How to secure your Amazon Web Services account

Security first because security is so important! When you create an Amazon Web Services account, that account called a root. Root level account has got full access to all resources running in the cloud environment and I totally recommended don’t use your root account to manage the resources.

What should you do to keep your AWS Account secure?

  1. Set Multi Factor Authentication for root account

    Maybe you heard 2 Step Authentication or 2 Factor Authentication previously. In the Amazon ecosystem, we called this extra security layer an MFA. The root user for this account does not have Multi-factor authentication (MFA) enabled.
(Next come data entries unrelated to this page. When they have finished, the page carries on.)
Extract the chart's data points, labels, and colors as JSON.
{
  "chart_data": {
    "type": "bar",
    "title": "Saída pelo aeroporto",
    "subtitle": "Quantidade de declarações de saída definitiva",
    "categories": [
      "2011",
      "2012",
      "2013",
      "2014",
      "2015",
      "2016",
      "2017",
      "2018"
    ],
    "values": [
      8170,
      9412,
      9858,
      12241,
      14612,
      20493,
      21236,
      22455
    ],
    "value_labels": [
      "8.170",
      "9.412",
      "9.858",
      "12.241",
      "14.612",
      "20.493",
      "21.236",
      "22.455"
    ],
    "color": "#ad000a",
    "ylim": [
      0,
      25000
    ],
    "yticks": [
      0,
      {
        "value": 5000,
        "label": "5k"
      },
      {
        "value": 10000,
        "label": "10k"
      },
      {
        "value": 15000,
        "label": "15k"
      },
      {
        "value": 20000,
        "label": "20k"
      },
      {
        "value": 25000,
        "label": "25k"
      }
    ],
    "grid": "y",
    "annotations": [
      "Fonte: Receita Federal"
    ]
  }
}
Enable MFA to improve security for this account.

  2. Set password policy

    A password policy is a set of rules that define complexity requirements and mandatory rotation periods for your IAM users’ passwords.

    You can set:
    – Enforce minimum password length
    – Require at least one uppercase letter from Latin alphabet (A-Z)
    – Require at least one lowercase letter from Latin alphabet (a-z)
    – Require at least one number
    – Require at least one non-alphanumeric character (! @ # $ % ^ & * ( ) _ + – = [ ] { } | ‘)
    – Enable password expiration
    – Password expiration requires administrator reset
    – Allow users to change their own password
    – Prevent password reuse

  3. Deactive Region(s) if you don’t need

    In Account Settings, every single region running specifically in Amazon Web Services. For example, if you are planning to run your services in the London region (eu-west-2), actually you don’t need other regions and you should definitely deactivate others. You can’t deactivate Global Endpoint and US East (N. Virginia) regions. The all Amazon Web Services authentication services (such as logins and other service authentications) running in Global Endpoint, some of the services just running in the North Virginia region (us-east-1). That’s the reason you cannot disable them.

  4. Create Policy

    A policy defines the AWS permissions that you can assign to a user, group, or role. You can create and edit a policy in the visual editor and/or using JSON.
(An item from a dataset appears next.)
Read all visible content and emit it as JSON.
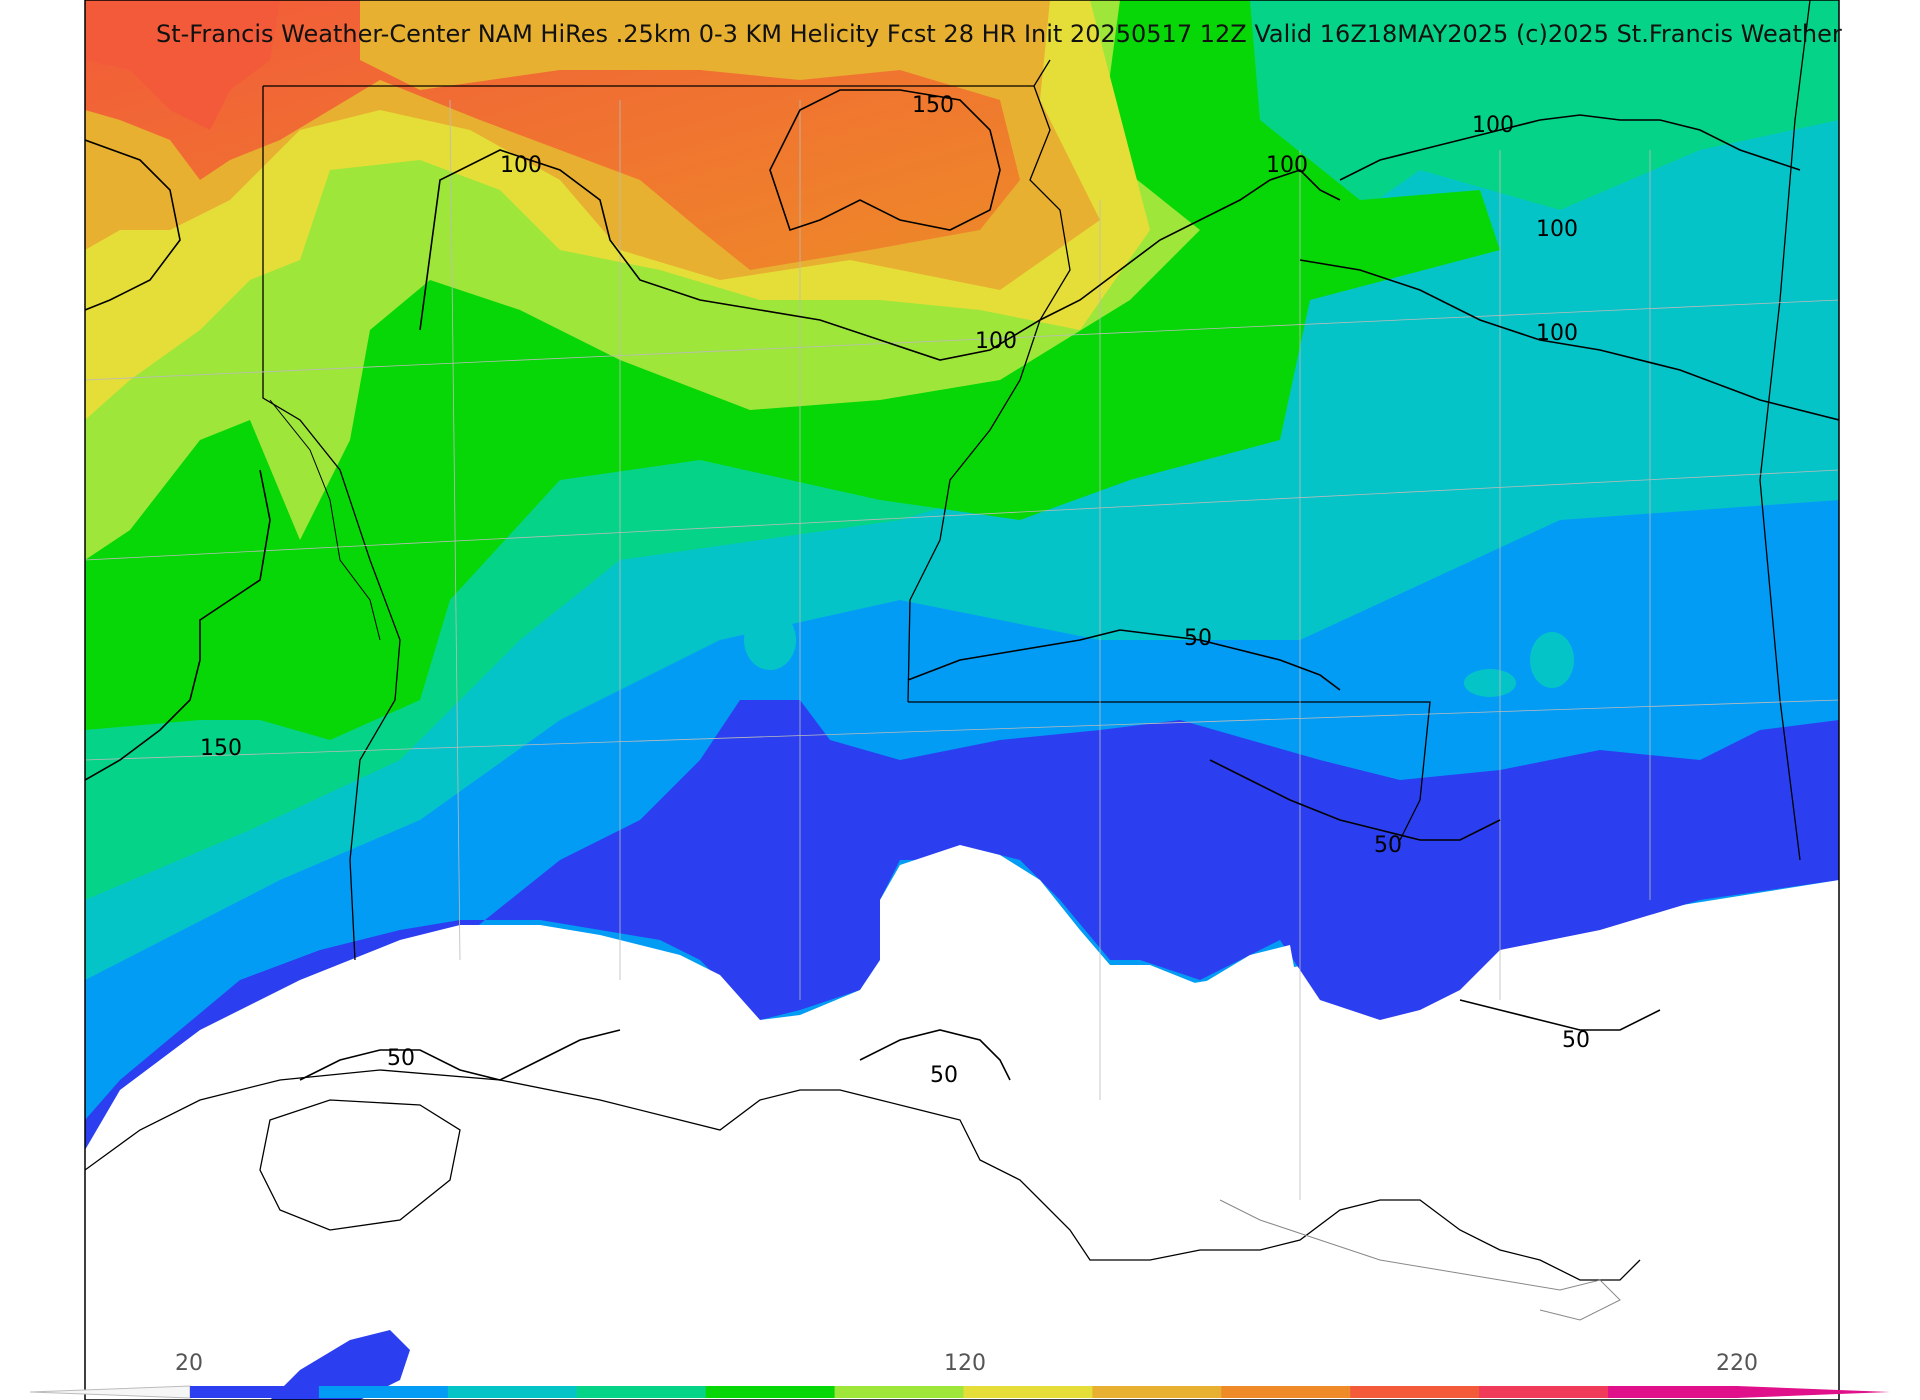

    You can set specific actions for specific services and resources on create policy page.

  5. Create IAM Role

    IAM roles are a secure way to grant permissions to entities that you trust. Examples of entities include the following:
    – IAM user in another account
    – Application code running on an EC2 instance that needs to perform actions on AWS resources
    – An AWS service that needs to act on resources in your account to provide its features
    – Users from a corporate directory who use identity federation with SAML
    – IAM roles issue keys that are valid for short durations, making them a more secure way to grant access.

  6. Separate your departments with User Groups

    An IAM user is an entity that you create in AWS to represent the person or application that uses it to interact with AWS. A user can belong to up to 10 groups. You can attach up to 10 policies to this user group. All the users in this group will have permissions that are defined in the selected policies.
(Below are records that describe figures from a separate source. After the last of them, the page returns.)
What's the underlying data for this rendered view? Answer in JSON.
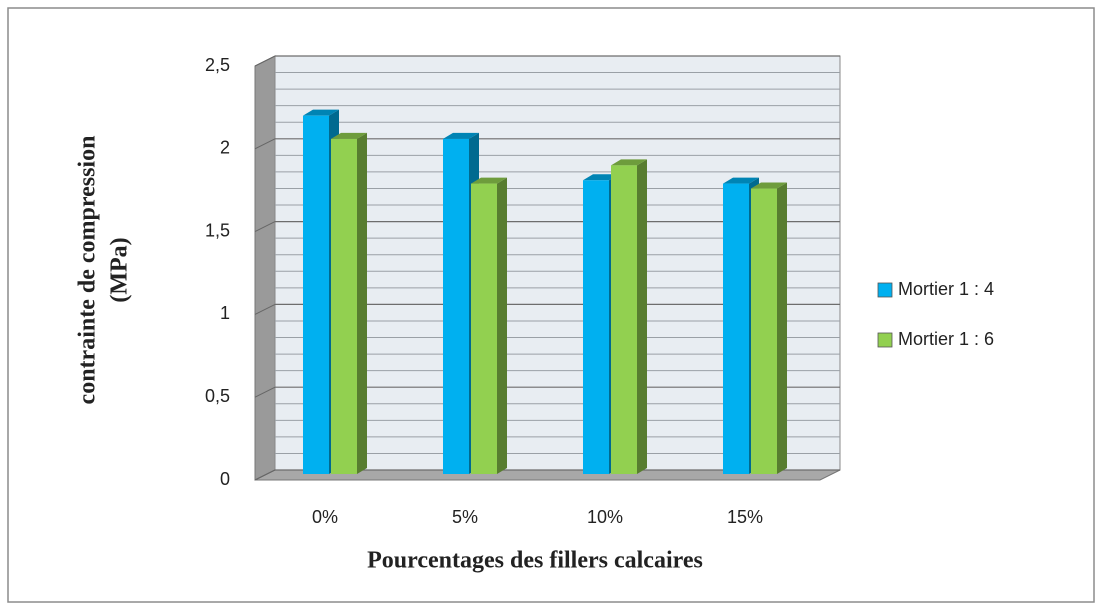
{
  "chart_data": {
    "type": "bar3d",
    "x_label": "Pourcentages des fillers calcaires",
    "y_label": [
      "contrainte de compression",
      "(MPa)"
    ],
    "categories": [
      "0%",
      "5%",
      "10%",
      "15%"
    ],
    "series": [
      {
        "name": "Mortier 1 : 4",
        "color": "#00b0f0",
        "values": [
          2.2,
          2.06,
          1.81,
          1.79
        ]
      },
      {
        "name": "Mortier 1 : 6",
        "color": "#92d050",
        "values": [
          2.06,
          1.79,
          1.9,
          1.76
        ]
      }
    ],
    "ylim": [
      0,
      2.5
    ],
    "yticks": [
      0,
      {
        "value": 0.5,
        "label": "0,5"
      },
      1,
      {
        "value": 1.5,
        "label": "1,5"
      },
      2,
      {
        "value": 2.5,
        "label": "2,5"
      }
    ],
    "grid": true,
    "legend": "right"
  }
}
  7. Apply the best practices

    Grant least privilege access: Establishing a principle of least privilege ensures that identities are only permitted to perform the most minimal set of functions necessary to fulfill a specific task while balancing usability and efficiency.

    Use AWS Organizations: Centrally manage and govern your environment as you scale your AWS resources. Easily create new AWS accounts, group accounts to organize your workflows, and apply policies to accounts or groups for governance.

    Enable Identity federation: Manage users and access across multiple services from your preferred identity source. Using AWS Single Sign-On centrally manages access to multiple AWS accounts and provides users with single sign-on access to all their assigned accounts from one place.

    Enable MFA: For extra security, we recommend that you require multi-factor authentication (MFA) for all users.

    Rotate credentials regularly: Change your own passwords and access keys regularly, and make sure that all users in your account do as well.

    Enable IAM Access Analyzer: Enable IAM Access Analyzer to analyze public, cross-account, and cross-organization access.

    Learn more about all security best practices.

I hope, this article will help you to use your Amazon Web Service account securely!